The latent heat of vaporization should be the difference between this value and when the water is produced as vapor at ${}^{∘}298\mathrm{K}.$

(f) Suppose the Sun with a mass of around $2×{10}^{33}\mathrm{g}$and luminosity of$3.839×{10}^{26}$watts Its energy source was the combustion of methane and oxygen. The molar weights of methane and molecular oxygen are approximately$16mg$and $32mg$, respectively.
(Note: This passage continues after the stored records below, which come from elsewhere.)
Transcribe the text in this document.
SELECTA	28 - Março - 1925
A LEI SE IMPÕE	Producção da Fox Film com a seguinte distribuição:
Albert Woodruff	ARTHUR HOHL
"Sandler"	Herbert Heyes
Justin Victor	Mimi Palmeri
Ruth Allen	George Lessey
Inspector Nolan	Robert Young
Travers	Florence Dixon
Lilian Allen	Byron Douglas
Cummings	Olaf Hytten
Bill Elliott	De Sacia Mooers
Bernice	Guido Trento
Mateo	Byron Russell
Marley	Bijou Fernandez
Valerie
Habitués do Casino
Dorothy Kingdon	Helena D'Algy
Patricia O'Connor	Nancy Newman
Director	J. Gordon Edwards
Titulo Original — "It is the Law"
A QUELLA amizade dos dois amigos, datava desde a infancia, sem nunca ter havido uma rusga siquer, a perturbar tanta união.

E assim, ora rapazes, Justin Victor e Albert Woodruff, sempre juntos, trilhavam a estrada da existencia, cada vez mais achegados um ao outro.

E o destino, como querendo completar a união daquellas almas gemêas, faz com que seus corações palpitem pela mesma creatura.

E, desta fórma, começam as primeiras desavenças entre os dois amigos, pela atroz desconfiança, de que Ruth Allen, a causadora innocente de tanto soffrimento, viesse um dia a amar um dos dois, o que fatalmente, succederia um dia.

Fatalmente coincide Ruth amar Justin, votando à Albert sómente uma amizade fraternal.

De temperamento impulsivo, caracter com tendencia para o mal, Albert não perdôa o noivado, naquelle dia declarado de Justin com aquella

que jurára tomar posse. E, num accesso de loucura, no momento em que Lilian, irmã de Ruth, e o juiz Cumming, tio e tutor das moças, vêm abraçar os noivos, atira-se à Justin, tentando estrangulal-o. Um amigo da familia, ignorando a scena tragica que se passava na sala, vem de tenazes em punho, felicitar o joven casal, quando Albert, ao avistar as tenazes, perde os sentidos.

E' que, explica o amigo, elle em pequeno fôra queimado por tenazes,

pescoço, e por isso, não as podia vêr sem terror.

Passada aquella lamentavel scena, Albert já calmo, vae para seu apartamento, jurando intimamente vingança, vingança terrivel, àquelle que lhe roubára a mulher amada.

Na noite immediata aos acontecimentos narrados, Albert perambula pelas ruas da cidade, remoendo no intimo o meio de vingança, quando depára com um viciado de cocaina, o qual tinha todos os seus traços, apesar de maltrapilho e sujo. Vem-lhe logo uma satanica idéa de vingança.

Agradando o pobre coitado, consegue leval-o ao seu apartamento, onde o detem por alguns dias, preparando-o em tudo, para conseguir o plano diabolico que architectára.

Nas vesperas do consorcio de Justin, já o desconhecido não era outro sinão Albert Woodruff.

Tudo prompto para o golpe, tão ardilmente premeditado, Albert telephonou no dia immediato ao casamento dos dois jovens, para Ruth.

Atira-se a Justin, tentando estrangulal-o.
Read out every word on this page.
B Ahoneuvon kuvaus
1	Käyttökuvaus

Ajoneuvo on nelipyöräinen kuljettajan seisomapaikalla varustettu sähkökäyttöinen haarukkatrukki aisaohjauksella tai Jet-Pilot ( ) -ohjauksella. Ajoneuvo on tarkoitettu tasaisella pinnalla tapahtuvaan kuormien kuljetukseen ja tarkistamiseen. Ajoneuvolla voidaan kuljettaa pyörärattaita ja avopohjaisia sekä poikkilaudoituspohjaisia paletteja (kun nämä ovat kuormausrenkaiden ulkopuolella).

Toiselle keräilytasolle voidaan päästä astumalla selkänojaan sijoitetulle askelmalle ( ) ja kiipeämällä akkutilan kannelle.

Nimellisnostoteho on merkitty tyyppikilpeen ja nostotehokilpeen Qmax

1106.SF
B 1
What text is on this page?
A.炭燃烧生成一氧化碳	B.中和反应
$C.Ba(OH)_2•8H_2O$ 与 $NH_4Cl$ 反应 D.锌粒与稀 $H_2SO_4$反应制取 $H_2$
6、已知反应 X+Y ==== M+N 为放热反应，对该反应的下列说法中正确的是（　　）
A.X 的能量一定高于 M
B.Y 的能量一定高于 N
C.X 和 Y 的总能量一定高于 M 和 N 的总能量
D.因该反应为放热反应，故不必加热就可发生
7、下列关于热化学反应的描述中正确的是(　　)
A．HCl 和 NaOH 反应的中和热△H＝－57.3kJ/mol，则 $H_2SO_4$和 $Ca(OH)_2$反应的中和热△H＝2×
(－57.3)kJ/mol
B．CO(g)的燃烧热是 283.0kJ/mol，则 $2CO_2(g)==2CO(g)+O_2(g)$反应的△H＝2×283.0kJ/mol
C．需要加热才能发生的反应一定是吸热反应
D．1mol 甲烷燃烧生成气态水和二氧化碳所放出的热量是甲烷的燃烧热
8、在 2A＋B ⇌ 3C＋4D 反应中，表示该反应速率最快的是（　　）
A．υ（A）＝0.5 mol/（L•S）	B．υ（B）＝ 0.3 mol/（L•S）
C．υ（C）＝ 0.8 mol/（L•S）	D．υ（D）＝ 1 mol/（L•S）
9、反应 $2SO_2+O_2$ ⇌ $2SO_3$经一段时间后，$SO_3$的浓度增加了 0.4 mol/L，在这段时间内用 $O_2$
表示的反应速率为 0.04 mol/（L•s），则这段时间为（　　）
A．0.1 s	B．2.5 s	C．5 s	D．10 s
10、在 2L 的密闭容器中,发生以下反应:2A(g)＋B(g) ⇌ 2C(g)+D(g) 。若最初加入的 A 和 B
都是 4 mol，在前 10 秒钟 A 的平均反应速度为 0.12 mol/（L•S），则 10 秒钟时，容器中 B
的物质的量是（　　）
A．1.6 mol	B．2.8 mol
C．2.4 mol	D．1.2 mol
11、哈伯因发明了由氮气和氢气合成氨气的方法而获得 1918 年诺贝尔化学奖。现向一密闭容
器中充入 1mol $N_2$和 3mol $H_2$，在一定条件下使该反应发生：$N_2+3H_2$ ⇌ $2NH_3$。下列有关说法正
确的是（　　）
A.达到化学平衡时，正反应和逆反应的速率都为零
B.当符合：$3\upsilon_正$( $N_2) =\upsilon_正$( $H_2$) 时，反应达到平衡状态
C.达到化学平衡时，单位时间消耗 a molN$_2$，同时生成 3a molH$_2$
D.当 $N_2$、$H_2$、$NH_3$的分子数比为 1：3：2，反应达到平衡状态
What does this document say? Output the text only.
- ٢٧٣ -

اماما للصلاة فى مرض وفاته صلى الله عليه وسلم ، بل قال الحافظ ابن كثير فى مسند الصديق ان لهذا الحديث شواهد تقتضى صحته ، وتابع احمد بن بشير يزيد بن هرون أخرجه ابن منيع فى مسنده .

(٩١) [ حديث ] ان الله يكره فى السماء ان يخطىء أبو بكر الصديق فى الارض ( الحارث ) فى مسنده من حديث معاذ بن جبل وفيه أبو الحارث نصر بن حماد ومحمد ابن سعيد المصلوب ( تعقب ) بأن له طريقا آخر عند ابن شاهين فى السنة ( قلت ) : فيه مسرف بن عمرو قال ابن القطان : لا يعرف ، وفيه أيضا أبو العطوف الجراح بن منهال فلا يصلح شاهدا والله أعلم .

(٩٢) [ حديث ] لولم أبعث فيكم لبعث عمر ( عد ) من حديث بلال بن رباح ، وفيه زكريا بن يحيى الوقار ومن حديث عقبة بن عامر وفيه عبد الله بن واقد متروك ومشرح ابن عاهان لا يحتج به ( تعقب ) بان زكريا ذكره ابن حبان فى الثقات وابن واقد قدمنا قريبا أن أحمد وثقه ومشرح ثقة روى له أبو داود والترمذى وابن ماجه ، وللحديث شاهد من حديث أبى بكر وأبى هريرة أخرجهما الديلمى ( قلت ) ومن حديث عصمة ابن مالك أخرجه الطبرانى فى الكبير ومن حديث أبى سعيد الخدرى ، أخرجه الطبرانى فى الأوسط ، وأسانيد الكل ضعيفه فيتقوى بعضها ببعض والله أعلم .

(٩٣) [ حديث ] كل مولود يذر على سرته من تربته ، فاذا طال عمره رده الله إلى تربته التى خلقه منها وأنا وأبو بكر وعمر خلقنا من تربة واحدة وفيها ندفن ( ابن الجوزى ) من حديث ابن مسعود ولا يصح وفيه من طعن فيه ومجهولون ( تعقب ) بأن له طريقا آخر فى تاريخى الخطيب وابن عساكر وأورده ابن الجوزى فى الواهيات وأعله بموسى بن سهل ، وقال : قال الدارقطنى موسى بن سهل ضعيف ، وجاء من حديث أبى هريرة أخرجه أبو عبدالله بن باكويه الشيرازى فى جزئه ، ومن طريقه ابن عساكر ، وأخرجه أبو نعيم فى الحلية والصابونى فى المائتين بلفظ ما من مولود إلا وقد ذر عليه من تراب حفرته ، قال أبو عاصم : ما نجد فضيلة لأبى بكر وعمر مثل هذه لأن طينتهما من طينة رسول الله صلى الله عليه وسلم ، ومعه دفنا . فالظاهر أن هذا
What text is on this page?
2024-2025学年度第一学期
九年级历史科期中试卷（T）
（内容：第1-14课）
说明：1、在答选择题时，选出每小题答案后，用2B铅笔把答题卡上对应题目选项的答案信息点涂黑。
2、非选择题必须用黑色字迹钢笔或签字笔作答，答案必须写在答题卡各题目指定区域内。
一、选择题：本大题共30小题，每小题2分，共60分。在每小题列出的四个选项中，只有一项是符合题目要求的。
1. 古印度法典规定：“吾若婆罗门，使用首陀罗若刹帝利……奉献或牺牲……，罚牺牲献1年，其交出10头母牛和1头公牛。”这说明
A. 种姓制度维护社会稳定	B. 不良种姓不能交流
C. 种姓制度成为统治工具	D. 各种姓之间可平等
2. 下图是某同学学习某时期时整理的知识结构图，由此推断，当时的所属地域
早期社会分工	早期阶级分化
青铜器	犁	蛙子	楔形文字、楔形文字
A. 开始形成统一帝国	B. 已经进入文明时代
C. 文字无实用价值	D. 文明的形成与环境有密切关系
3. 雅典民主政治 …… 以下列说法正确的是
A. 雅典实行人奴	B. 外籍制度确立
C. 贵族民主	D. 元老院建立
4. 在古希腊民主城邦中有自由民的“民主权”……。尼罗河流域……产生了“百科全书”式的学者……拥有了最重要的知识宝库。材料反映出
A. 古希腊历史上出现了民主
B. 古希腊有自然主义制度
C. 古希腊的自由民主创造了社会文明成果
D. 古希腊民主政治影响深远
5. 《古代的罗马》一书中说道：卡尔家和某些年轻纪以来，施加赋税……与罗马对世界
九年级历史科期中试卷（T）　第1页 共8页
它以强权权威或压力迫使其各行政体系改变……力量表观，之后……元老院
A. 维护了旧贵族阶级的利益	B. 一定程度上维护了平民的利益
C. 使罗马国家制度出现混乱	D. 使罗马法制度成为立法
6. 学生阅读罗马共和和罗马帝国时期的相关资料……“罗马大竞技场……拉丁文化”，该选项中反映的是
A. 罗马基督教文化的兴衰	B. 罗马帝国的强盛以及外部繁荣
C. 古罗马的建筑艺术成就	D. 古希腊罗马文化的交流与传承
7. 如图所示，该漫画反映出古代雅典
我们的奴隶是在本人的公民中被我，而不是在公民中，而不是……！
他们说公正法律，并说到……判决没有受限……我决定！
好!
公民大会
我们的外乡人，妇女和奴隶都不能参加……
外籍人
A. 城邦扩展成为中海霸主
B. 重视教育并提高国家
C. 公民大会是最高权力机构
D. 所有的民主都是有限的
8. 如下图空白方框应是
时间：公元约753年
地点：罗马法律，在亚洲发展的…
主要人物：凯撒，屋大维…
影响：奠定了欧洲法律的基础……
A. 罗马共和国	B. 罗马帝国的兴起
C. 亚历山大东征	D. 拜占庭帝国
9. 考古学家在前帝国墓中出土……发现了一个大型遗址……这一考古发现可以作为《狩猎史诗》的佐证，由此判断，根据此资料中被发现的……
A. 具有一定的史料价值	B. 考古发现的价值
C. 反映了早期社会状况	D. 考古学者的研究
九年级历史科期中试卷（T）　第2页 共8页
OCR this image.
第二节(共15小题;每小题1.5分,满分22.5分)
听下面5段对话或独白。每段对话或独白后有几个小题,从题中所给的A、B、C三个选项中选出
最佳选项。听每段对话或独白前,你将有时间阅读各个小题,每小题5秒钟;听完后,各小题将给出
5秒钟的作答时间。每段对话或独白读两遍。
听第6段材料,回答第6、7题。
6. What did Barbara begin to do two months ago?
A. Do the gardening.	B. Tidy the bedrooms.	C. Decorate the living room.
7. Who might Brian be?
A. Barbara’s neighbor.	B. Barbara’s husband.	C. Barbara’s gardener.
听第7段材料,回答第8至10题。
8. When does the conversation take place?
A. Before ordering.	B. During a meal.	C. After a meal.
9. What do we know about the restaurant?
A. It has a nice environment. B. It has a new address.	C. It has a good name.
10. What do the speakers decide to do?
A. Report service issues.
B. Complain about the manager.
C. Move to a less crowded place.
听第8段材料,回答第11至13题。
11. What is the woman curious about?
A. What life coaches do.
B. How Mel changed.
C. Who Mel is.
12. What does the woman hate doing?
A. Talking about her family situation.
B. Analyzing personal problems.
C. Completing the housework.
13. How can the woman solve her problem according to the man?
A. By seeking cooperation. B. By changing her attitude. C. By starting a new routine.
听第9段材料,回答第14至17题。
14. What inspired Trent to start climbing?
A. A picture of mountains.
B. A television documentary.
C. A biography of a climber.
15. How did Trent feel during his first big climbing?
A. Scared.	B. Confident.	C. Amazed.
The chemical reaction of methane consumption is as follows:

${\mathrm{CH}}_4\left(\mathrm{gas}\right)+2{\mathrm{O}}_2\left(\mathrm{gas}\right)→{\mathrm{CO}}_2\left(\mathrm{gas}\right)+2{\mathrm{H}}_2\mathrm{O}\left(\mathrm{gas}\right)$

So, if the Sun is made up of one part methane and two parts oxygen, the mole ratio is:

$\frac{n_{C{H}_4}}{n_{O_2}}=\frac{1}{2}$

The mass ratio is then:

$\frac{m_{C{H}_4}}{m_{O_2}}=\frac{\text{mass of one mole of methane}×n_{C{H}_4}}{\text{mass of one mole of oxygen}×n_{O_2}}$

$\frac{m_{C{H}_4}}{m_{O_2}}=\frac{16×1}{32×2}=\frac{1}{4}$

As a result, the mass of methane in the Sun is:

$m_{C{H}_4}=\text{ratio of methane mass}×\text{Sun mass}$

$m_{C{H}_4}=\frac{1}{4+1}×2×{10}^{33}=4×{10}^{32}\mathrm{g}$

As a result, the number of moles of methane in the Sun is:

$n_{C{H}_4}=\frac{\text{methane mass in the sun}}{\text{mass of one mole of methane}}$

$n_{C{H}_4}=\frac{4×{10}^{32}}{16}=2.5×{10}^{31}\mathrm{mol}$

(f)Assuming that the water is produced as vapor, the Sun could generate a total energy of:

$E=\text{number of methane moles}×\text{energy of one mole consumption}$

where the energy of one mole consumption is substituted$802.34\mathrm{kJ}$, so:

$E=2.5×{10}^{31}×802.34=2×{10}^{34}\mathrm{kJ}$

so it would burn out after a time interval of:

$\text{Power}=\frac{E}{t}→t=\frac{E}{\text{Power}}$

substitute, where Power$=3.839×{10}^{26}$watts

$$\begin{gathered} t=\frac{2×{10}^{34}\mathrm{kJ}}{3.839×{10}^{26}\mathrm{J}â‹\dots {\mathrm{s}}^{−1}} \\ =\frac{2×{10}^{37}\mathrm{J}}{3.839×{10}^{26}\mathrm{J}â‹\dots {\mathrm{s}}^{−1}} \\ =5.2×{10}^{10}\mathrm{s} \end{gathered}$$

$t=1652\mathrm{y}$

We're pretty sure the Sun's power source isn't chemical reactions!